Yüksekova ilçesinin Yürekli köyündeki Yılanpınarı bölgesinde görülen çok sayıda yılan korkuttu. Vatandaşlar tarafından cep telefonu kamerasıyla görüntülenen yılanlar, paniğe neden oldu. Van YYÜ Yaban Hayvanları Koruma ve Rehabilitasyon Merkezi Müdürü Prof. Dr. Lokman Aslan, konuya ilişkin açıklama yaptı. Prof. Dr. Aslan, bunun doğanın uyanışı olduğunu, yaban hayatında mevsime bağlı olarak leyleklerin gelmesinin baharın habercisi olduğu gibi, yılanların dışarıya çıkması, badem ağaçlarının çiçek açmasının da baharın habercisi olduğunu söyledi.
HER CANLININ EKOLOJİK DENGEDE BİR GÖREVİ VAR
Ekolojik dengede bütün canlıların kendi görevini yapmak üzere zamanı geldiği zaman yaşam alanlarında çoğalmaya gittiklerini belirten Prof. Dr. Lokman Aslan, yılanların da havaların ısınmasına bağlı olarak artık yumurtalarından dışarıya çıkıp yaşam alanlarına gittiklerini söyledi. İnsanların bu canlıların yaşam alanlarına gitmediği sürece herhangi bir tehlikenin söz konusu olmadığını belirten Prof. Dr. Aslan, bu hayvanların olmasının değil, olmamasının insanlar için aslında zararlı olduğunu, çünkü her canlının ekolojik dengede bir görevi olduğunu söyledi.

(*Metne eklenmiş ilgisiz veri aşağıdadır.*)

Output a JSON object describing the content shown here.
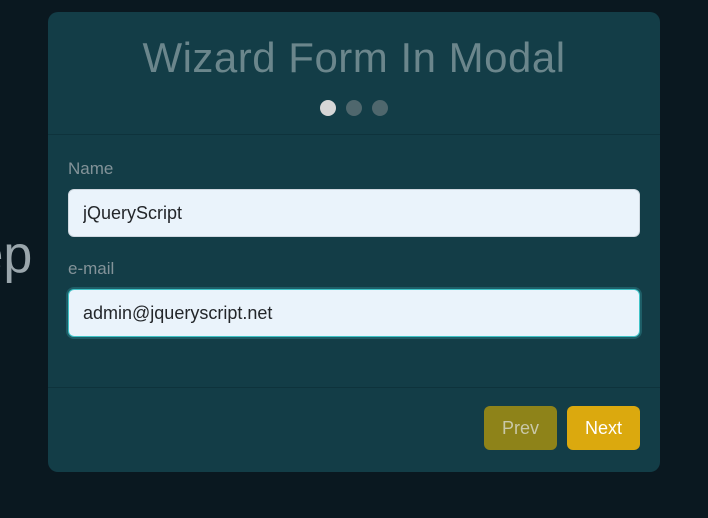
{
  "background_text": "tep",
  "modal": {
    "title": "Wizard Form In Modal",
    "steps": {
      "total": 3,
      "active_index": 0
    },
    "form": {
      "name": {
        "label": "Name",
        "value": "jQueryScript"
      },
      "email": {
        "label": "e-mail",
        "value": "admin@jqueryscript.net"
      }
    },
    "footer": {
      "prev_label": "Prev",
      "next_label": "Next"
    }
  },
  "colors": {
    "modal_bg": "#133d47",
    "page_bg": "#0a1820",
    "accent": "#dba90e",
    "accent_muted": "#8e8319"
  }
}
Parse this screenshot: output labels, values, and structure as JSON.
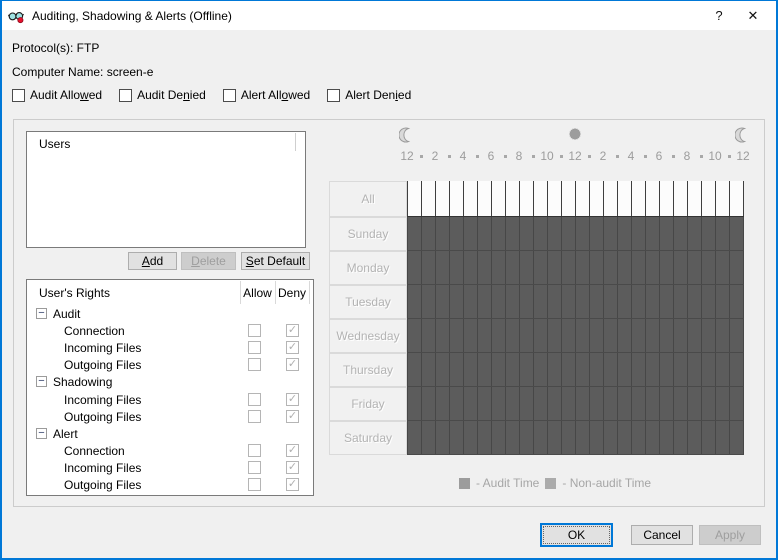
{
  "window": {
    "title": "Auditing, Shadowing & Alerts (Offline)",
    "help_label": "?",
    "close_label": "✕"
  },
  "info": {
    "protocol": "Protocol(s): FTP",
    "computer": "Computer Name: screen-e"
  },
  "filters": [
    {
      "label": "Audit Allo_wed",
      "checked": false
    },
    {
      "label": "Audit De_nied",
      "checked": false
    },
    {
      "label": "Alert All_owed",
      "checked": false
    },
    {
      "label": "Alert Den_ied",
      "checked": false
    }
  ],
  "users_list": {
    "header": "Users",
    "items": []
  },
  "user_buttons": {
    "add": "_Add",
    "delete": "_Delete",
    "set_default": "_Set Default",
    "delete_enabled": false
  },
  "rights": {
    "headers": {
      "name": "User's Rights",
      "allow": "Allow",
      "deny": "Deny"
    },
    "rows": [
      {
        "type": "group",
        "label": "Audit"
      },
      {
        "type": "item",
        "label": "Connection",
        "allow": false,
        "deny": true
      },
      {
        "type": "item",
        "label": "Incoming Files",
        "allow": false,
        "deny": true
      },
      {
        "type": "item",
        "label": "Outgoing Files",
        "allow": false,
        "deny": true
      },
      {
        "type": "group",
        "label": "Shadowing"
      },
      {
        "type": "item",
        "label": "Incoming Files",
        "allow": false,
        "deny": true
      },
      {
        "type": "item",
        "label": "Outgoing Files",
        "allow": false,
        "deny": true
      },
      {
        "type": "group",
        "label": "Alert"
      },
      {
        "type": "item",
        "label": "Connection",
        "allow": false,
        "deny": true
      },
      {
        "type": "item",
        "label": "Incoming Files",
        "allow": false,
        "deny": true
      },
      {
        "type": "item",
        "label": "Outgoing Files",
        "allow": false,
        "deny": true
      }
    ]
  },
  "schedule": {
    "hour_labels": [
      "12",
      "2",
      "4",
      "6",
      "8",
      "10",
      "12",
      "2",
      "4",
      "6",
      "8",
      "10",
      "12"
    ],
    "rows": [
      {
        "label": "All",
        "type": "header"
      },
      {
        "label": "Sunday",
        "state": "audit"
      },
      {
        "label": "Monday",
        "state": "audit"
      },
      {
        "label": "Tuesday",
        "state": "audit"
      },
      {
        "label": "Wednesday",
        "state": "audit"
      },
      {
        "label": "Thursday",
        "state": "audit"
      },
      {
        "label": "Friday",
        "state": "audit"
      },
      {
        "label": "Saturday",
        "state": "audit"
      }
    ],
    "legend": [
      {
        "label": "- Audit Time",
        "color": "#9c9c9c"
      },
      {
        "label": "- Non-audit Time",
        "color": "#ababab"
      }
    ]
  },
  "dialog_buttons": {
    "ok": "OK",
    "cancel": "Cancel",
    "apply": "Apply",
    "apply_enabled": false
  },
  "colors": {
    "accent": "#0078d7",
    "titlebar": "#ffffff",
    "dialog_bg": "#f0f0f0",
    "grid_dark": "#5c5c5c",
    "grid_line": "#474747"
  }
}
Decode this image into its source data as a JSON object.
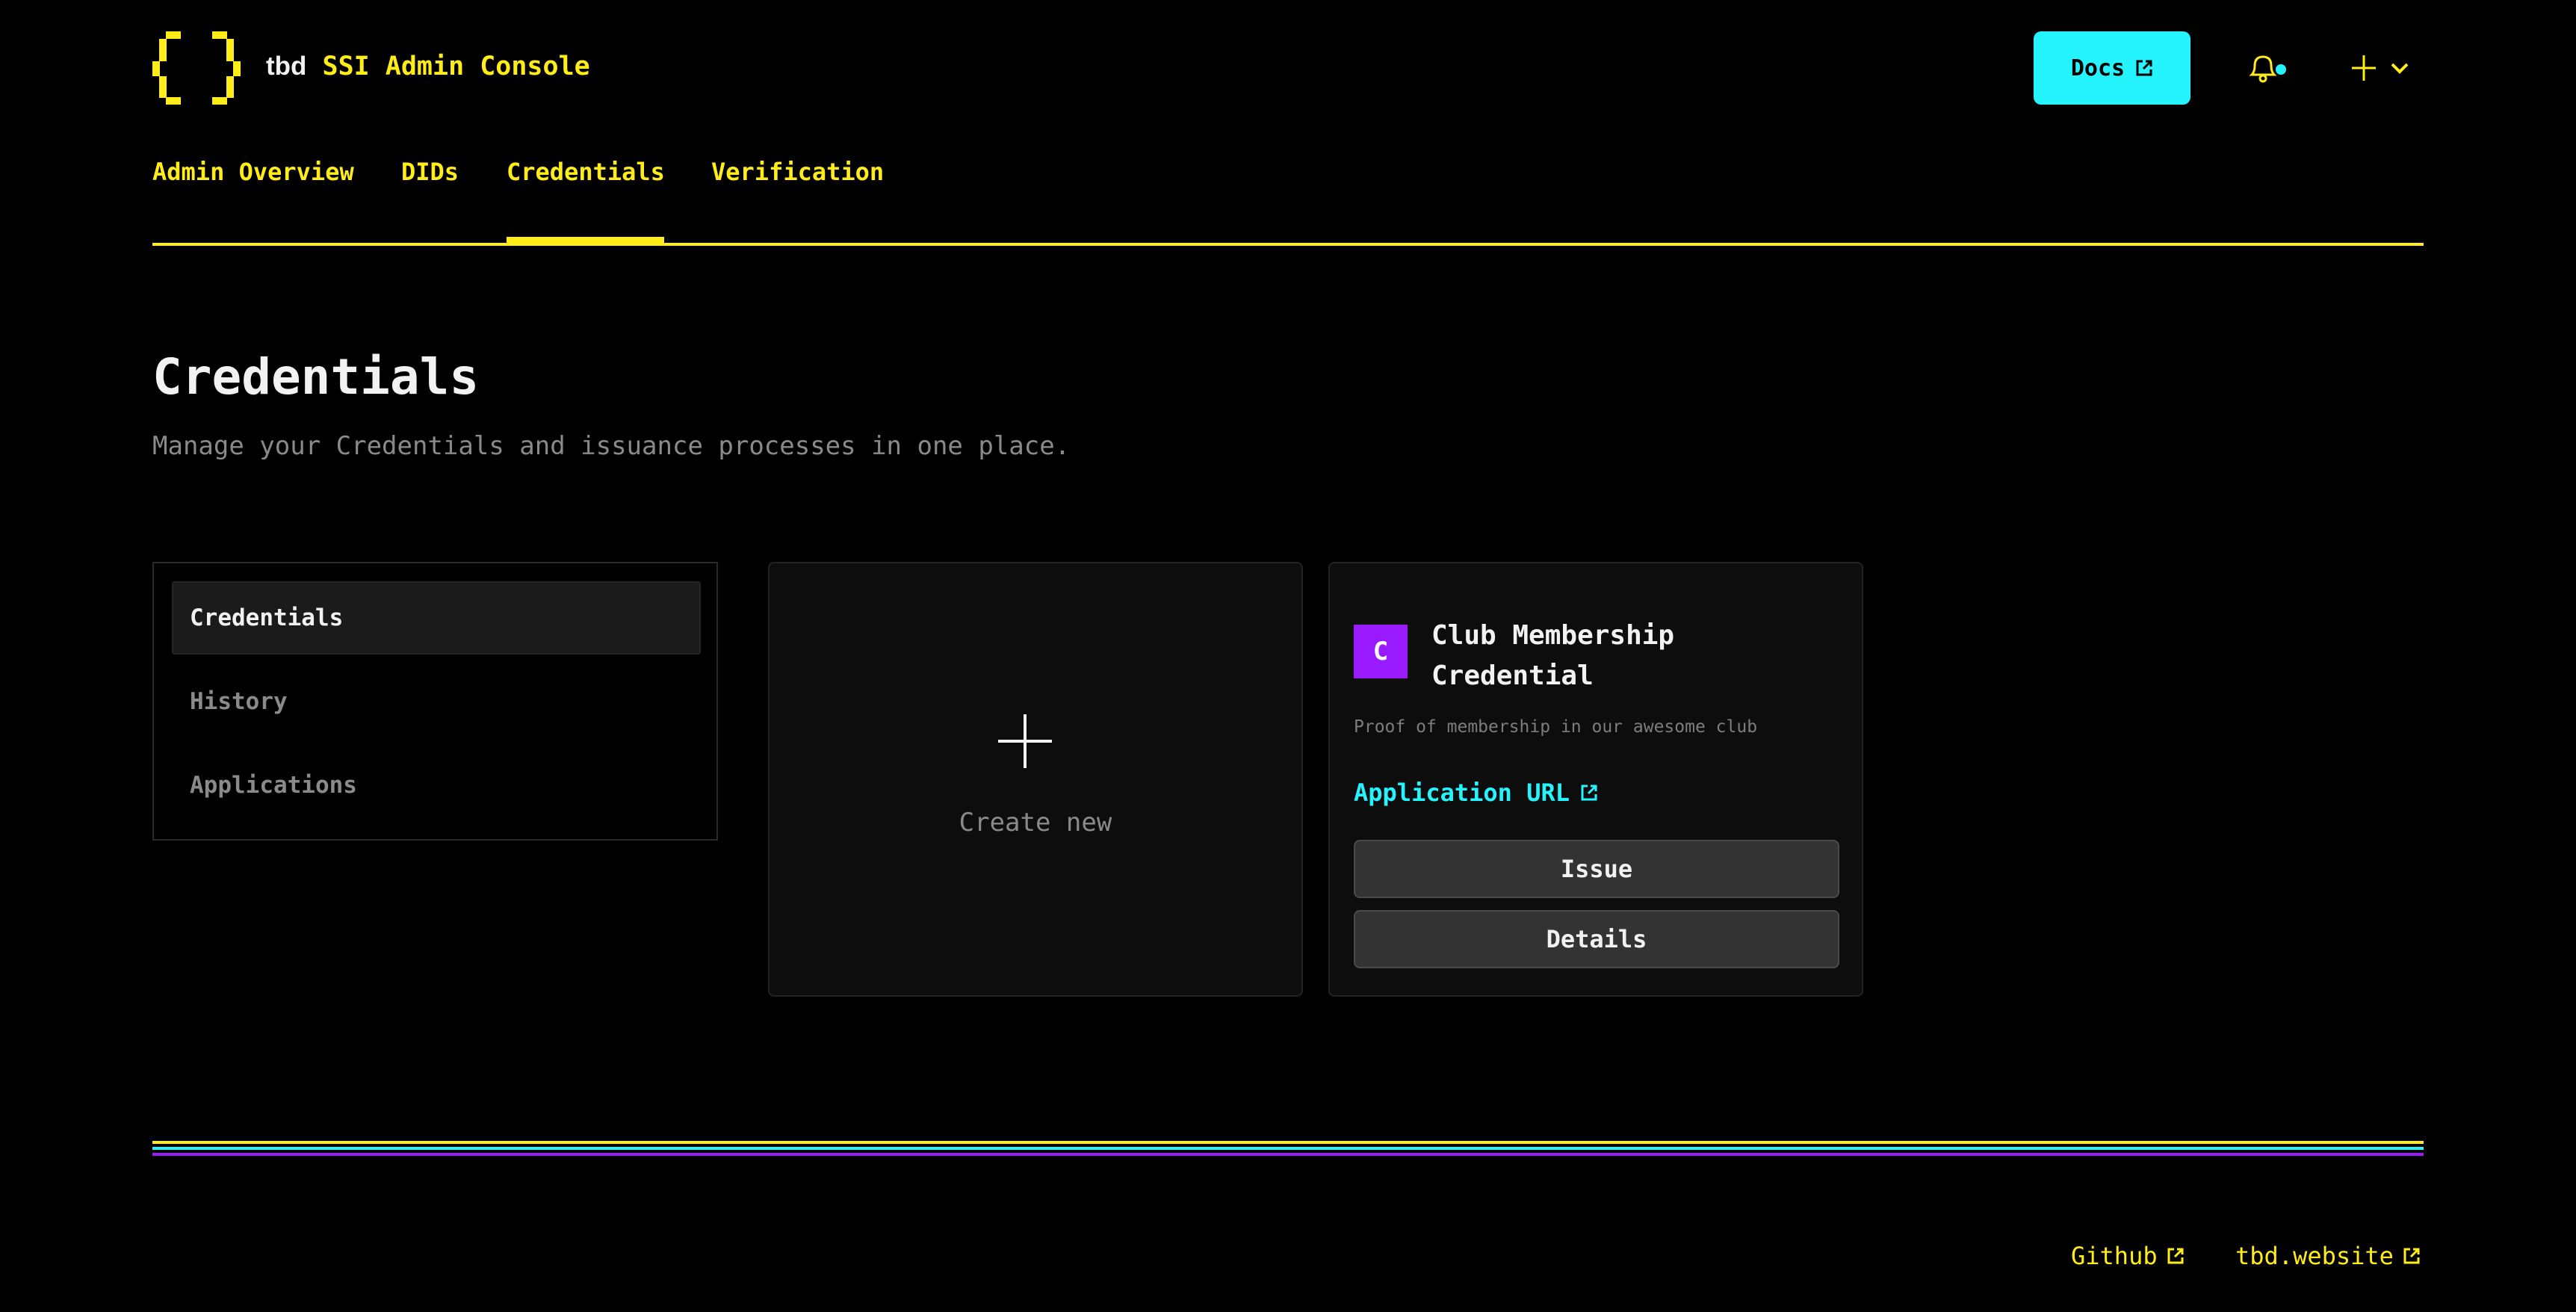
{
  "header": {
    "logo_icon": "pixel-braces-logo",
    "brand_prefix": "tbd",
    "app_name": "SSI Admin Console",
    "docs_label": "Docs",
    "docs_icon": "external-link-icon",
    "notification_icon": "bell-icon",
    "notification_badge_color": "#25f4ff",
    "create_menu_icon": "plus-icon",
    "create_menu_chevron": "chevron-down-icon"
  },
  "nav": {
    "tabs": [
      {
        "label": "Admin Overview",
        "active": false
      },
      {
        "label": "DIDs",
        "active": false
      },
      {
        "label": "Credentials",
        "active": true
      },
      {
        "label": "Verification",
        "active": false
      }
    ]
  },
  "page": {
    "title": "Credentials",
    "subtitle": "Manage your Credentials and issuance processes in one place."
  },
  "sidebar": {
    "items": [
      {
        "label": "Credentials",
        "active": true
      },
      {
        "label": "History",
        "active": false
      },
      {
        "label": "Applications",
        "active": false
      }
    ]
  },
  "create_card": {
    "icon": "plus-icon",
    "label": "Create new"
  },
  "credentials": [
    {
      "avatar_letter": "C",
      "avatar_color": "#9a1aff",
      "name": "Club Membership Credential",
      "description": "Proof of membership in our awesome club",
      "application_url_label": "Application URL",
      "issue_label": "Issue",
      "details_label": "Details"
    }
  ],
  "footer": {
    "stripe_colors": [
      "#ffec19",
      "#25f4ff",
      "#9a1aff"
    ],
    "links": [
      {
        "label": "Github",
        "icon": "external-link-icon"
      },
      {
        "label": "tbd.website",
        "icon": "external-link-icon"
      }
    ]
  },
  "theme": {
    "accent_yellow": "#ffec19",
    "accent_cyan": "#25f4ff",
    "accent_purple": "#9a1aff",
    "background": "#000000"
  }
}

KİRPİLERİ YOK EDERSENİZ YILANLARLA MÜCADELE EDERSİNİZ
Prof. Dr. Aslan, sözlerini şöyle sürdürdü:
“Eğer siz yılanları yok ederseniz farelerle mücadele etmek zorunda kalırsınız. Ama nedense insanlar yılanları görünce öldürmekte ve adeta seferber olmakta. Fakat insanlar yılanların kendi sahalarına girip onları rahatsız etmediği sürece yılanlar gelip rahatsız etmezler. Yüksekova bölgesinde eskiden kirpiler vardı. Kirpiler yılanların en büyük düşmanlarıdır. Kirpilerin azalması ve göçmen kuşların da gecikmesi, yılanların daha fazla olmasına neden oldu. Yılan o bölgede bundan önce vardı, bundan sonra da var olacak. Herhangi bir tehlike olmadığı zaman havaların ısınması, fazla yağmur yağması, sel gibi olaylar, yılanları yerleşim alanlarına doğru getirebilir. Vatandaşların fazla telaşa kapılmasına veya bir olay varmış da bunun sonucunda bu hayvanlar gelmiş gibi davranmasına gerek yok. Ekolojik dengede eğer bir tür çok fazla çoğalıyorsa ya onun biyolojik düşmanı ortadan kaldırılmıştır ya da güvenlik sorunundan dolayı belli bir araya sıkışmışlardır."
NOHUT OLAN YERE YILAN GİRMEZ
Yılandan korkan vatandaşlar için önerilerde de bulunan Prof. Dr. Aslan, "Eğer vatandaşlar korkuyorlarsa evlerinin etrafına nohut eksinler. Biyolojik olarak nohut olan yere yılanlar gelmez. Sarımsak asılması gibi şeylere gelmez, yılan kokudan hoşlanmaz. Bunları yaptığımız zaman biyolojik olarak mücadele etmiş oluruz. Yılanı yiyen leylekler, sulak alanlar yok edilirse leylekler gelmezse bu gibi sorunlarla daha çok karşılayacağız. Yani yılanları öldürürsek farelerle uğraşmak zorunda kalacağız. Bu nedenle ekolojik dengeye müdahale etmemeli. Eğer siz sulak alanları yok ederseniz, göçmen kuşların buraya gelmesini engellerseniz yılanlarla farelerle uğraşmak zorunda kalırsınız" dedi.